A Happy New Year To All Readers

Monday, January 1st, 2018

This blog returns from  the holiday break with a few thoughts for 2018.

North Korea  Kim Jon Un has declared in his New Year message that his country now has intercontinental nuclear armed missiles which can strike anywhere in the US. He also says that he will never use them to attack in a first strike, they are there to deter. He offers negotiations from a position of strength, with improved relations with South Korea, including a possible N.K Team appearance at the Winter Olympics. Whether he has jumped forward from reality to claim something which has not yet quite happened is not important. He is very close and by the time the rest of the world, led by the US, has huffed and puffed, he will have all the systems ready to go.

This means that the US will have to sit down and talk to a nuclear capable country which is not going to give up what it sees as a guarantee that it will not be subject to a surprise attack. North Korea is not Iran, which was working towards nuclear capability. It is threshold, or actually, capable now. The conversation will be about a permanent peace on the Korean peninsular, demilitarization, force reductions, US pull back, human rights, ending sanctions, you name it, the list will be long. But giving up its deterrent capability will not be on it.

How America got to this point is an interesting subject for discussion. But it matters not, because we are where we are. Had America spent less time lecturing and more time thinking, where we are might be a better place.

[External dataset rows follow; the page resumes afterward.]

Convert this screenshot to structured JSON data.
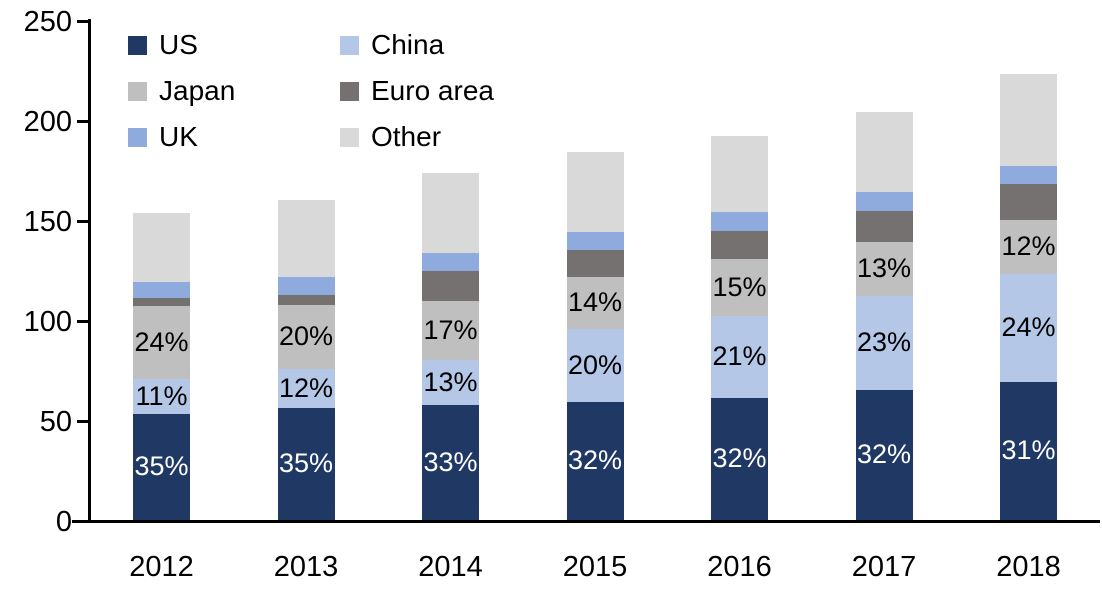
{
  "chart_data": {
    "type": "bar",
    "stacked": true,
    "title": "",
    "xlabel": "",
    "ylabel": "",
    "categories": [
      "2012",
      "2013",
      "2014",
      "2015",
      "2016",
      "2017",
      "2018"
    ],
    "series": [
      {
        "name": "US",
        "color": "#1f3864",
        "label_color": "#ffffff",
        "values": [
          53,
          56,
          57.5,
          59,
          61,
          65,
          69
        ],
        "pct_labels": [
          "35%",
          "35%",
          "33%",
          "32%",
          "32%",
          "32%",
          "31%"
        ]
      },
      {
        "name": "China",
        "color": "#b4c7e7",
        "label_color": "#000000",
        "values": [
          17.5,
          19.5,
          22.5,
          36.5,
          41,
          47,
          54
        ],
        "pct_labels": [
          "11%",
          "12%",
          "13%",
          "20%",
          "21%",
          "23%",
          "24%"
        ]
      },
      {
        "name": "Japan",
        "color": "#bfbfbf",
        "label_color": "#000000",
        "values": [
          36.5,
          32,
          29.5,
          26,
          28.5,
          27,
          27
        ],
        "pct_labels": [
          "24%",
          "20%",
          "17%",
          "14%",
          "15%",
          "13%",
          "12%"
        ]
      },
      {
        "name": "Euro area",
        "color": "#767171",
        "label_color": "",
        "values": [
          4,
          5,
          15,
          13.5,
          14,
          15.5,
          18
        ],
        "pct_labels": [
          "",
          "",
          "",
          "",
          "",
          "",
          ""
        ]
      },
      {
        "name": "UK",
        "color": "#8faadc",
        "label_color": "",
        "values": [
          8,
          9,
          9,
          9,
          9.5,
          9.5,
          9
        ],
        "pct_labels": [
          "",
          "",
          "",
          "",
          "",
          "",
          ""
        ]
      },
      {
        "name": "Other",
        "color": "#d9d9d9",
        "label_color": "",
        "values": [
          34.5,
          38.5,
          40,
          40,
          38,
          40,
          46
        ],
        "pct_labels": [
          "",
          "",
          "",
          "",
          "",
          "",
          ""
        ]
      }
    ],
    "totals": [
      153.5,
      160,
      173.5,
      184,
      192,
      204,
      223
    ],
    "ylim": [
      0,
      250
    ],
    "yticks": [
      0,
      50,
      100,
      150,
      200,
      250
    ],
    "grid": false,
    "legend_position": "top-left",
    "axis_color": "#000000"
  },
  "legend": {
    "items": [
      "US",
      "China",
      "Japan",
      "Euro area",
      "UK",
      "Other"
    ]
  }
}
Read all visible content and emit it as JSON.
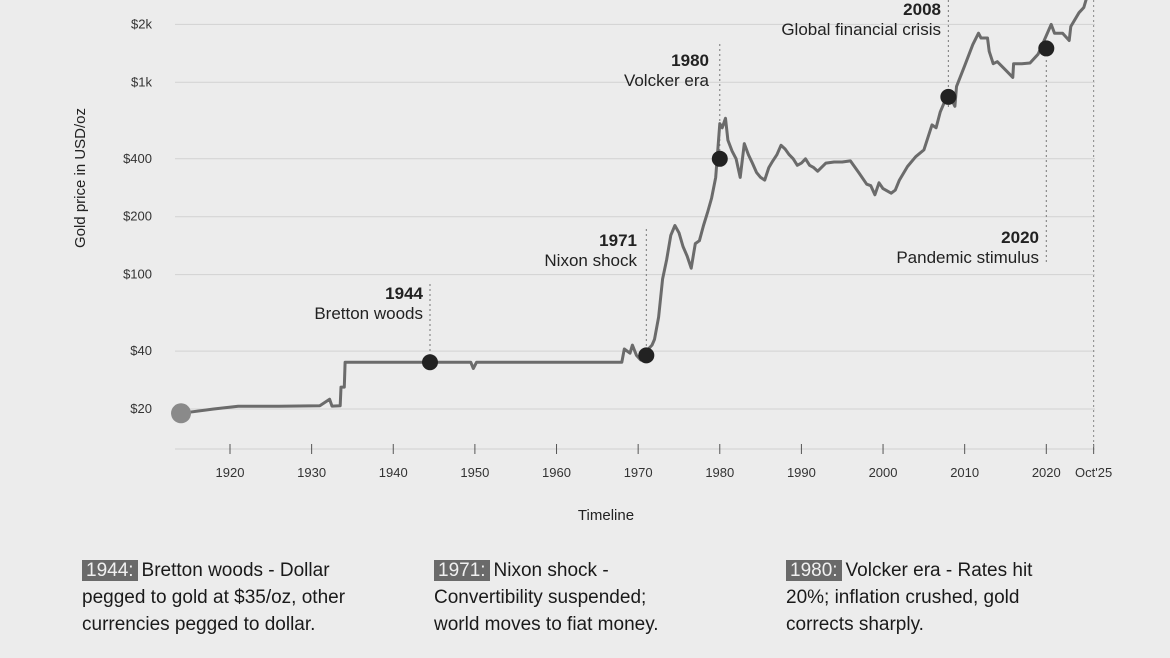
{
  "chart_data": {
    "type": "line",
    "title": "",
    "xlabel": "Timeline",
    "ylabel": "Gold price in USD/oz",
    "yscale": "log",
    "xlim": [
      1913,
      2026
    ],
    "ylim": [
      14,
      3000
    ],
    "grid": true,
    "xticks": [
      {
        "value": 1920,
        "label": "1920"
      },
      {
        "value": 1930,
        "label": "1930"
      },
      {
        "value": 1940,
        "label": "1940"
      },
      {
        "value": 1950,
        "label": "1950"
      },
      {
        "value": 1960,
        "label": "1960"
      },
      {
        "value": 1970,
        "label": "1970"
      },
      {
        "value": 1980,
        "label": "1980"
      },
      {
        "value": 1990,
        "label": "1990"
      },
      {
        "value": 2000,
        "label": "2000"
      },
      {
        "value": 2010,
        "label": "2010"
      },
      {
        "value": 2020,
        "label": "2020"
      },
      {
        "value": 2025.8,
        "label": "Oct'25"
      }
    ],
    "yticks": [
      {
        "value": 20,
        "label": "$20"
      },
      {
        "value": 40,
        "label": "$40"
      },
      {
        "value": 100,
        "label": "$100"
      },
      {
        "value": 200,
        "label": "$200"
      },
      {
        "value": 400,
        "label": "$400"
      },
      {
        "value": 1000,
        "label": "$1k"
      },
      {
        "value": 2000,
        "label": "$2k"
      }
    ],
    "series": [
      {
        "line_color": "#6b6b6b",
        "points": [
          [
            1914,
            19
          ],
          [
            1918,
            20
          ],
          [
            1921,
            20.67
          ],
          [
            1926,
            20.67
          ],
          [
            1931,
            20.8
          ],
          [
            1932.2,
            22.5
          ],
          [
            1932.5,
            20.7
          ],
          [
            1933.5,
            20.8
          ],
          [
            1933.6,
            26
          ],
          [
            1934,
            26
          ],
          [
            1934.1,
            35
          ],
          [
            1944.5,
            35
          ],
          [
            1949.5,
            35
          ],
          [
            1949.8,
            32.5
          ],
          [
            1950.2,
            35
          ],
          [
            1968,
            35
          ],
          [
            1968.3,
            41
          ],
          [
            1969,
            39
          ],
          [
            1969.3,
            43
          ],
          [
            1969.8,
            38
          ],
          [
            1970.3,
            36
          ],
          [
            1971,
            40
          ],
          [
            1971.7,
            43
          ],
          [
            1972,
            46
          ],
          [
            1972.5,
            60
          ],
          [
            1973,
            95
          ],
          [
            1973.5,
            120
          ],
          [
            1974,
            160
          ],
          [
            1974.5,
            180
          ],
          [
            1975,
            165
          ],
          [
            1975.5,
            140
          ],
          [
            1976,
            125
          ],
          [
            1976.5,
            108
          ],
          [
            1977,
            145
          ],
          [
            1977.5,
            150
          ],
          [
            1978,
            180
          ],
          [
            1978.5,
            210
          ],
          [
            1979,
            250
          ],
          [
            1979.5,
            320
          ],
          [
            1980,
            610
          ],
          [
            1980.3,
            580
          ],
          [
            1980.7,
            650
          ],
          [
            1981,
            500
          ],
          [
            1981.5,
            440
          ],
          [
            1982,
            400
          ],
          [
            1982.5,
            320
          ],
          [
            1983,
            480
          ],
          [
            1983.5,
            420
          ],
          [
            1984,
            380
          ],
          [
            1984.5,
            340
          ],
          [
            1985,
            320
          ],
          [
            1985.5,
            310
          ],
          [
            1986,
            360
          ],
          [
            1986.5,
            390
          ],
          [
            1987,
            420
          ],
          [
            1987.5,
            470
          ],
          [
            1988,
            450
          ],
          [
            1988.5,
            420
          ],
          [
            1989,
            400
          ],
          [
            1989.5,
            370
          ],
          [
            1990,
            380
          ],
          [
            1990.5,
            400
          ],
          [
            1991,
            370
          ],
          [
            1991.5,
            360
          ],
          [
            1992,
            345
          ],
          [
            1993,
            380
          ],
          [
            1994,
            385
          ],
          [
            1995,
            385
          ],
          [
            1996,
            390
          ],
          [
            1997,
            340
          ],
          [
            1998,
            295
          ],
          [
            1998.5,
            290
          ],
          [
            1999,
            260
          ],
          [
            1999.5,
            300
          ],
          [
            2000,
            280
          ],
          [
            2001,
            265
          ],
          [
            2001.5,
            275
          ],
          [
            2002,
            310
          ],
          [
            2003,
            365
          ],
          [
            2004,
            410
          ],
          [
            2005,
            445
          ],
          [
            2006,
            600
          ],
          [
            2006.5,
            580
          ],
          [
            2007,
            700
          ],
          [
            2008,
            880
          ],
          [
            2008.8,
            750
          ],
          [
            2009,
            950
          ],
          [
            2010,
            1220
          ],
          [
            2011,
            1570
          ],
          [
            2011.7,
            1800
          ],
          [
            2012,
            1700
          ],
          [
            2012.8,
            1700
          ],
          [
            2013,
            1450
          ],
          [
            2013.5,
            1250
          ],
          [
            2014,
            1280
          ],
          [
            2015,
            1160
          ],
          [
            2015.9,
            1060
          ],
          [
            2016,
            1250
          ],
          [
            2017,
            1250
          ],
          [
            2018,
            1260
          ],
          [
            2019,
            1400
          ],
          [
            2020,
            1750
          ],
          [
            2020.6,
            2000
          ],
          [
            2021,
            1800
          ],
          [
            2022,
            1800
          ],
          [
            2022.8,
            1650
          ],
          [
            2023,
            1950
          ],
          [
            2024,
            2300
          ],
          [
            2024.6,
            2450
          ],
          [
            2025,
            2800
          ],
          [
            2025.3,
            3000
          ]
        ]
      }
    ],
    "start_marker": [
      1914,
      19
    ],
    "events": [
      {
        "year": "1944",
        "label": "Bretton woods",
        "x": 1944.5,
        "y": 35,
        "align": "end"
      },
      {
        "year": "1971",
        "label": "Nixon shock",
        "x": 1971,
        "y": 38,
        "align": "end"
      },
      {
        "year": "1980",
        "label": "Volcker era",
        "x": 1980,
        "y": 400,
        "align": "end"
      },
      {
        "year": "2008",
        "label": "Global financial crisis",
        "x": 2008,
        "y": 840,
        "align": "end"
      },
      {
        "year": "2020",
        "label": "Pandemic stimulus",
        "x": 2020,
        "y": 1500,
        "align": "end"
      }
    ]
  },
  "notes": [
    {
      "tag": "1944:",
      "line1": "Bretton woods - Dollar",
      "line2": "pegged to gold at $35/oz, other",
      "line3": "currencies pegged to dollar."
    },
    {
      "tag": "1971:",
      "line1": "Nixon shock -",
      "line2": "Convertibility suspended;",
      "line3": "world moves to fiat money."
    },
    {
      "tag": "1980:",
      "line1": "Volcker era - Rates hit",
      "line2": "20%; inflation crushed, gold",
      "line3": "corrects sharply."
    }
  ]
}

Brexit  Whatever may be said by politicians, spinners and wishful thinkers, this project is now in trouble. There is a complete disconnect between what the government says it will achieve, what the Leave campaign promised and what the EU will agree to. GB thinks the economic self interest will finally trump political considerations and the EU will concede key issues in GB’s favour. This is tripe. The EU puts politics above everything, its unity is paramount, nothing will be allowed to threaten the current and future stability and unity of the EU and if that means the loss of all trade with GB so be it. It has agreed its terms and only at the margin will they be varied.  Just like Phase One.

When the truth dawns and the terms are clear, hard Brexit will simply not be acceptable to the majority in parliament or to voters in the country. A soft Brexit would leave the UK subject to all the rules and enjoying all the benefits much as now, but without a seat at the ruling table. So we will abandon the project and stay. Either way the outcome is the same.

Populism and Democracy

There has been leaned comment about the wave of populism and the future of democracy in the run up to the close of the somewhat tumultuous political story of 2017. This blog does not see a threat to democracy, but it does see the demise of career politicians who promise, mislead and fail to deliver. People are now connected to each other in a way unimagined before. They share news from source and debate among themselves desired outcomes. They do not depend on the media or the political machines for any of it. They know what they want. They will vote for politicians who claim they can deliver and they will stay on their backs until they do. It is a different sort of democracy, but very much better.